Bangalore, June 15 (IANS) The central government plans to fund 28 more cities under the Jawaharlal Nehru National Urban Renewal Mission (JNNURM) during the 12th Five Year Plan (2012-17) to improve civic infrastructure, union Urban Development Minister S. Jaipal Reddy said here Tuesday.
‘We are considering including 28 more cities in the second phase of the urban renewal mission (JNNURM-2). The Planning Commission will consider the proposal to include 28 cities with five lakh population as per the 2001 census in the 12th five-year plan (2012-2017),’ Reddy told reporters on the margins of an infrastructure meet.
In the first phase of the Rs.50,000-crore mission, launched in December 2005, 65 cities with one million population as per the 2001 census are being given funds for improving urban amenities such as roads, bridges, flyovers, drinking water, sewage system, solid waste management and public transport.
Bangalore and Mysore in Karnataka are availing funds under the seven-year city modernisation scheme to improve amenities.
Hubli in north Karnataka is one of the 28 cities being considered for inclusion in the mission’s second phase.
‘Though Rs.50,000 crore was initially budgeted for the scheme over a seven-year period, we have taken up several projects worth Rs.112,000 crore during the last four years,’ he said.
‘We have exhausted the allocated fund.

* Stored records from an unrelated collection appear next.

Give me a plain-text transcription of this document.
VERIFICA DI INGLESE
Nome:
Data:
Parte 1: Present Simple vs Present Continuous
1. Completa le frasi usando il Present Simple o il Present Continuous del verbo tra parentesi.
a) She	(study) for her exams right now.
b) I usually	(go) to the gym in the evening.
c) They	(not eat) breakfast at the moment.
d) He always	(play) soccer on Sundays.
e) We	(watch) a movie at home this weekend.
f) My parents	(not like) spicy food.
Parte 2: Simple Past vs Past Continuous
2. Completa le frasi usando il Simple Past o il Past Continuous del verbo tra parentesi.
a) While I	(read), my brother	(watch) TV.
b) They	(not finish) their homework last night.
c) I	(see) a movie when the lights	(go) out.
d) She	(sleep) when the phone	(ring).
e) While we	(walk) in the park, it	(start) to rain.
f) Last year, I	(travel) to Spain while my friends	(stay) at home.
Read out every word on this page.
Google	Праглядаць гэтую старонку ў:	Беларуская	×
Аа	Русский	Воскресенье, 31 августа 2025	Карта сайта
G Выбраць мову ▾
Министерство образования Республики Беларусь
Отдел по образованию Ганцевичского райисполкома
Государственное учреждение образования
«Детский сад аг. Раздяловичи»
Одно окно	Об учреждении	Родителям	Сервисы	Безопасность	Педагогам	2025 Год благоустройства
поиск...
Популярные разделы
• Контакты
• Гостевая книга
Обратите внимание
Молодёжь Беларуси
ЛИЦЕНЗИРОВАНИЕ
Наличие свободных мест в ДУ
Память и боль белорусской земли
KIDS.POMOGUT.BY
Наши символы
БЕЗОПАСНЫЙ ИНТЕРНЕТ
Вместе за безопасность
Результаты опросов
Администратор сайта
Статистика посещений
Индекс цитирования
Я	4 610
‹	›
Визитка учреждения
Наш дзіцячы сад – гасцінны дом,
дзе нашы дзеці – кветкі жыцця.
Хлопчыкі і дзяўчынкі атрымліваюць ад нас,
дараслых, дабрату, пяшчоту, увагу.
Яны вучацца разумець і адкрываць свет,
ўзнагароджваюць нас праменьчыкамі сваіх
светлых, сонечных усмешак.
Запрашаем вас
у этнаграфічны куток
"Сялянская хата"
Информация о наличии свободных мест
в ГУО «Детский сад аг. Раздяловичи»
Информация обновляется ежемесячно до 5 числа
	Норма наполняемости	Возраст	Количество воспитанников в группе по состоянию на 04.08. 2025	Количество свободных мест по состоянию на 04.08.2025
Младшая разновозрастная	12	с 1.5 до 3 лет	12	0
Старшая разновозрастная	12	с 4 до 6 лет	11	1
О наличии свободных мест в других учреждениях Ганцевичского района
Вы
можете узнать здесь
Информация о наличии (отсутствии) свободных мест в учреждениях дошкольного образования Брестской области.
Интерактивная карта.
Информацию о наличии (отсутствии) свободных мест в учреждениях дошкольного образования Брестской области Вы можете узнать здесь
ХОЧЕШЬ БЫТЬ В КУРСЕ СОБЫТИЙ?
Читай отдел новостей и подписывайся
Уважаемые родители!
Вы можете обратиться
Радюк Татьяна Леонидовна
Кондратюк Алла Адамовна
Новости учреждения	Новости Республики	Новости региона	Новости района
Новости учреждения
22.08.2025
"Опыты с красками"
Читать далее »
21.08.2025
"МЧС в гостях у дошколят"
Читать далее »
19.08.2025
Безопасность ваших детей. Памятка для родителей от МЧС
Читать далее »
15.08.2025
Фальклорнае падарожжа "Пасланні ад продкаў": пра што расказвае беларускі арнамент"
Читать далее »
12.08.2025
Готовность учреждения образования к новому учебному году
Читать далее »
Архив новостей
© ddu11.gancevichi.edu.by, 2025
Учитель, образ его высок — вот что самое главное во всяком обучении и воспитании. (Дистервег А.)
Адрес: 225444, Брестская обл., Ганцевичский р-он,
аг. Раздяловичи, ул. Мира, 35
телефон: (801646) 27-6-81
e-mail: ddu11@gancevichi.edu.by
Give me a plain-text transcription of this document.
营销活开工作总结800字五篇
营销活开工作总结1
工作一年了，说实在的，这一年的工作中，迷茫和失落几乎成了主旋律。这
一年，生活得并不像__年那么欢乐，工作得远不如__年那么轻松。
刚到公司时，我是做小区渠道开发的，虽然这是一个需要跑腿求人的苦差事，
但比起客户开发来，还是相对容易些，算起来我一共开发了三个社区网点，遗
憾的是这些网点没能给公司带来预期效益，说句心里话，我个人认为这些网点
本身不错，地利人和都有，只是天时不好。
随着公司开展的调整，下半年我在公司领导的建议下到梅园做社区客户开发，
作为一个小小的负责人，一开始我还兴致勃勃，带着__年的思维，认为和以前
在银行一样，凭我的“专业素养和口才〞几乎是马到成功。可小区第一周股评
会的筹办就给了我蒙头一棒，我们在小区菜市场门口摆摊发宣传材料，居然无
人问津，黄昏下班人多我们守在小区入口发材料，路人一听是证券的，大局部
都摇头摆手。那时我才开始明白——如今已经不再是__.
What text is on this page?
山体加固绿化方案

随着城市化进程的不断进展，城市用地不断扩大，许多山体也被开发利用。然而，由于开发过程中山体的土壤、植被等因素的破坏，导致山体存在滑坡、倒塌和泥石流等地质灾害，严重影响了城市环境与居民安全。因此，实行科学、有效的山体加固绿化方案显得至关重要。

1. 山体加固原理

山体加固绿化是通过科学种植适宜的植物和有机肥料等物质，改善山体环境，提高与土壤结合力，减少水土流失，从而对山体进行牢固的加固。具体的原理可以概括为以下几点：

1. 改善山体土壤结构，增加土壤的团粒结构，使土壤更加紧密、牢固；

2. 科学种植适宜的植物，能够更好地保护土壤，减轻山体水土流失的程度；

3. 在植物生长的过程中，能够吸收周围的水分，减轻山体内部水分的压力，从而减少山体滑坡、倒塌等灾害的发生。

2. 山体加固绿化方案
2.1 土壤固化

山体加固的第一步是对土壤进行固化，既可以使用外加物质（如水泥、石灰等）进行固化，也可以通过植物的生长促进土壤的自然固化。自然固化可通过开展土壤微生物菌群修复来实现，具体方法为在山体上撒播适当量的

It will be difficult to seek more funds from the budget due to resource constraints. We have to explore other avenues to raise funds. Public-private partnership (PPP) can be one model,’ Reddy said.
‘Besides widening roads, improving solid waste management, drinking water supply and other civic services, the mission has enabled many of the 65 cities to deploy about 15,200 commuter-friendly buses during the last two years,’ Reddy said.
Noting that increasing urbanisation due to demographic changes and constant migration from rural areas in search of jobs would add more pressure on the existing infrastructure in the cities, Reddy said spending in the infrastructure sector would have to go up to 10 percent of the gross domestic product (GDP) from nine percent in this fiscal (2010-11) and seven percent in the last fiscal (2009-10).